I was twenty when my dad, Tom Brown, was diagnosed with prostate cancer. Like many men, my dad was a stubborn man who did not like to go to the doctor until things became too severe. He suffered from kidney stones, which meant pain and difficulty with urination was a norm. His prostate cancer went undetected until his doctor’s office suddenly could not find his records, prompting a complete physical. My dad’s prostate was so swollen, and he was in such bad shape, that the doctor stated if he had waited another week or two, he could have died. Surgery was instant and dad was sick on and off throughout the entire year. The original oncologist told my parents that all of the cancer had been removed, but failed to mention the need for radiation. My dad was able to get into another doctor for treatment, but could not start radiation and chemotherapy until his kidney stones were taken care of.
Throughout the years, Dad was in and out of remission, trying every treatment under the sun.
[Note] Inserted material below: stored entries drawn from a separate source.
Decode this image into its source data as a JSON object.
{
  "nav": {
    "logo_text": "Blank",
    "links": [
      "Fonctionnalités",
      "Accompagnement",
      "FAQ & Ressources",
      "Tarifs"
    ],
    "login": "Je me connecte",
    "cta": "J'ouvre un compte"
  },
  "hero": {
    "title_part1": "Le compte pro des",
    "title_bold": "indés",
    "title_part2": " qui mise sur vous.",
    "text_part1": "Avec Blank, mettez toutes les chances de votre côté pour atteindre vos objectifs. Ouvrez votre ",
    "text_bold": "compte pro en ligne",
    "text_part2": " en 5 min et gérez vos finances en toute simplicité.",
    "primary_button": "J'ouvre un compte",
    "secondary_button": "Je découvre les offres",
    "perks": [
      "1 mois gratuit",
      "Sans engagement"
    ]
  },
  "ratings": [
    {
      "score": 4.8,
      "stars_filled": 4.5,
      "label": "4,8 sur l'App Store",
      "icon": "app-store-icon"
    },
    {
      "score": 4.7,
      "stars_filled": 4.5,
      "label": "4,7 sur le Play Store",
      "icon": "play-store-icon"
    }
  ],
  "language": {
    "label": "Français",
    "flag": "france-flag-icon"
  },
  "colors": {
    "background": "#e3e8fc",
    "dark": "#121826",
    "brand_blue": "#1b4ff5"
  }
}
Chemotherapy on several different occasions, radiation, spot radiation and even newer treatment methods that had shown some success.
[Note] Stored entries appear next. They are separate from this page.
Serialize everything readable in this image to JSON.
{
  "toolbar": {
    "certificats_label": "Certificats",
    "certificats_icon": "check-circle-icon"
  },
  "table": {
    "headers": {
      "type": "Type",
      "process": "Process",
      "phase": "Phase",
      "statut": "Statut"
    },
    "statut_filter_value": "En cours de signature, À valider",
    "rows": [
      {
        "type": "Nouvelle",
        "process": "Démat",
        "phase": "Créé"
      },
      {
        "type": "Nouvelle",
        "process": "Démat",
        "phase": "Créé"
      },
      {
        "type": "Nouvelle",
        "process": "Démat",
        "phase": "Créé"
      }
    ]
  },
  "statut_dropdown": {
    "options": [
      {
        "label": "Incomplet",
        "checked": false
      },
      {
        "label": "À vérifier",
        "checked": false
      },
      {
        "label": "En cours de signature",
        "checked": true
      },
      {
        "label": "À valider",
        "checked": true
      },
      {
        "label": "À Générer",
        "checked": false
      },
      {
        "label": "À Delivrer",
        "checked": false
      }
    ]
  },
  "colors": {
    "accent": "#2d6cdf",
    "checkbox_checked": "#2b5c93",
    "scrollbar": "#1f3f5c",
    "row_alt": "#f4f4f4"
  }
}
As time went on, Dad’s cancer spread. First it started with his hip, but luckily with chemo-hormonal shots, it was maintained for a few years. With all the pain and exhaustion from the treatments, he did his best to stay positive. Our loved ones from social media may never have known how bad things truly were for him because he would ALWAYS smile for the camera! Times weren’t always so glamorous. Depression sank in and there were some dark times. I couldn’t even imagine everything that Dad was dealing with. I remember when my Dad wanted to end his treatments, but he continued to fight for his life, mainly for us, I’m sure.
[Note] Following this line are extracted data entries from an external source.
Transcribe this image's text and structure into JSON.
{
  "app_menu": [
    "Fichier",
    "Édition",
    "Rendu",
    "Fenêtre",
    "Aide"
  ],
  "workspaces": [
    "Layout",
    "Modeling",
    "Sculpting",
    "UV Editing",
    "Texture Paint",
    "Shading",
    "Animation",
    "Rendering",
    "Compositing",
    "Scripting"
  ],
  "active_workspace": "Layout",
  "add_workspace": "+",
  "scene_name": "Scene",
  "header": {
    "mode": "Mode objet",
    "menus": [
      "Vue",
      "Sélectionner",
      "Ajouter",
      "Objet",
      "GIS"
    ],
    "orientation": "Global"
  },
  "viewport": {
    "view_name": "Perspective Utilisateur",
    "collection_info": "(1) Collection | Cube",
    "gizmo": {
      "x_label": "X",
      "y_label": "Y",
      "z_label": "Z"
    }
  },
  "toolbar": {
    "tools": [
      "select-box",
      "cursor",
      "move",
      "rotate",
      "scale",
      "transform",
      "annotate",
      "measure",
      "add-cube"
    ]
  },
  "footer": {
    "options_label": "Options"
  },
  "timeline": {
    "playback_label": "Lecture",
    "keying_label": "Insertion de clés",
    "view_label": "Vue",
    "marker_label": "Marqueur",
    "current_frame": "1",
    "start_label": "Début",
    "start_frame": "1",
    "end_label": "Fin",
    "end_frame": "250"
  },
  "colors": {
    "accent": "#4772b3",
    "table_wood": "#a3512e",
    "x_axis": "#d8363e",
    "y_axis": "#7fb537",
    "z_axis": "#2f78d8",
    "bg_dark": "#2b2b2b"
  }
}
It wasn’t until May of 2016 that we realized the treatments weren’t working anymore. The cancer began to spread again and this horrible disease was now in his ribs and lymph nodes. My dad was dying.
I will never forget taking a trip to visit friends out-of-state. My mom messaged me to say she was taking Dad back to the hospital because he was in so much pain. As much as I hated it for him, I wasn’t quite worried so much. Usually when this happened, they would do more scans to make sure the ‘terrible awful’ hadn’t spread more; the doctors would help manage his pain, and then they would send him home. Only this time, that wasn’t the plan. The cancer had spread to his liver and they now wanted to admit him to the hospital and then send him to hospice. Hospice! I was out-of-state visiting friends and I was being told they were sending MY DAD TO HOSPICE?!?! I rushed home that next morning.
Dad wasn’t quite ready. I remember telling him, “Just because they are sending you to hospice, doesn’t mean you are going there to die.” They said they would get his pain under control and then send him home for further hospice treatment. He knew it was his time. He had a talk with our pastor while still in the hospital, but our pastor didn’t share it with us until we were in hospice and knew his time on earth was coming to an end. Our pastor Doug shared their conversation. Dad told Doug to watch over my mom and make sure that she was okay. This was it. He was preparing to go HOME.
We had some really sweet, precious moments with Dad those final days as he was preparing to head to his Heavenly Home. We laughed as a family, and we cried as a family. His last night on earth, my brothers and I were holding his hands and talking to him, letting him know it was okay to go, and that we were going to be okay. Bob Marley’s Three Little Birds came on, and we sang that to him. He had not been able to talk to us for a couple of days by then, but I felt in my heart that Dad could hear us. As the next morning crept upon us, I watched my Dad take his last breath on earth. Prostate cancer had taken my Daddy away from me.
Over the last several years, my brothers and I have worked to raise money and awareness of prostate cancer. For my birthday last month, in honor of my Dad, I set a goal of $500 to be donated to ZERO through my Facebook Fundraiser. I doubted I would reach the goal, because even though I have a ton of friends, many of us are very guilty of scrolling right past those campaigns.
You can imagine my surprise when my goal was not only met, but surpassed! Every donation made me tear up, as I knew each gift was for such a great cause – to help and save many men.
There was a quote in a ZERO email I received the other day that said, “We’re doing this for our fathers, our grandfathers, our uncles, our spouses, our ex-spouses, for all men. And we’re bringing everyone together.” What a wonderful thing! It makes my heart so happy to be a part of this mission, this battle to end prostate cancer. I’m am doing this especially for My Father!